Police Officer issuing a woman a ticket for wearing bikini on Italian beach (1957)

Sunglasses helps a lot in the “ticket writing” process.

The bikini was invented by French engineer Louis Réard. He coined the named in 1946. He got the name of the swimsuit design from Bikini Atoll, where the testing on the atomic bomb took place.

Réard would later describe the bikini as a “two-piece bathing suit which reveals everything about a girl except for her mother’s maiden name”.


Despite initial success of the bikini, women around the world did not fully embraced the daring fashion for one reason and another. They were stuck to wearing traditional one-piece swimsuits. So the creative designer Réard went back to designing and selling orthodox knickers.

In 1957, fashion magazine Modern Girl Magazine stated that “it is hardly necessary to waste words over the so-called bikini since it is inconceivable that any girl with tact and decency would ever wear such a thing”.

The bikini was banned from beaches and public places on the French Atlantic coastline, Spain, Italy, Portugal and Australia, and was prohibited or discouraged in some US states.

The Vatican declared it sinful.

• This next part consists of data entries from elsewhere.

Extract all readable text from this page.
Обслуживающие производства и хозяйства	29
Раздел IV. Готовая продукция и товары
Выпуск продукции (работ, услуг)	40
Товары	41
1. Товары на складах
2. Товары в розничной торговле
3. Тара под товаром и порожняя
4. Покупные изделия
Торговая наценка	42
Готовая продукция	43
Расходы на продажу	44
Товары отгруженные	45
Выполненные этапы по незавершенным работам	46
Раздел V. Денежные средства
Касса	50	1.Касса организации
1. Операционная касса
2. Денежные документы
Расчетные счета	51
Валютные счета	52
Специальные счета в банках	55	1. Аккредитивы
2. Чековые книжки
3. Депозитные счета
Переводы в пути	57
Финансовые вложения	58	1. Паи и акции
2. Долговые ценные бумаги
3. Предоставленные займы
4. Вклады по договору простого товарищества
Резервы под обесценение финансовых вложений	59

The United States Motion Picture Production Code, also known as the Hays Code, enforced from 1934, allowed two-piece gowns but prohibited the display of navels in Hollywood films.

But thanks to common glamour shots of popular actresses and models on either side of the Atlantic who played a large part in bringing the bikini into the mainstream.

During the 1950s, Hollywood stars like Rita Hayworth, Elizabeth Taylor, Ava Gardner, Tina Louise, Marilyn Monroe, Lana Turner, Esther Williams, and Betty Grable took advantage of the risqué publicity associated with the bikini by posing for photos wearing them.

Pin-ups of Hayworth and Williams in costume were especially widely distributed in the United States.

By the end of the century, the bikini had become the most popular beachwear in the world. According to French fashion historian Olivier Saillard, this was due to “the power of women, and not the power of fashion”.

The historian said: “The emancipation of swimwear has always been linked to the emancipation of women” though one survey indicates 85% of all bikinis never touch the water.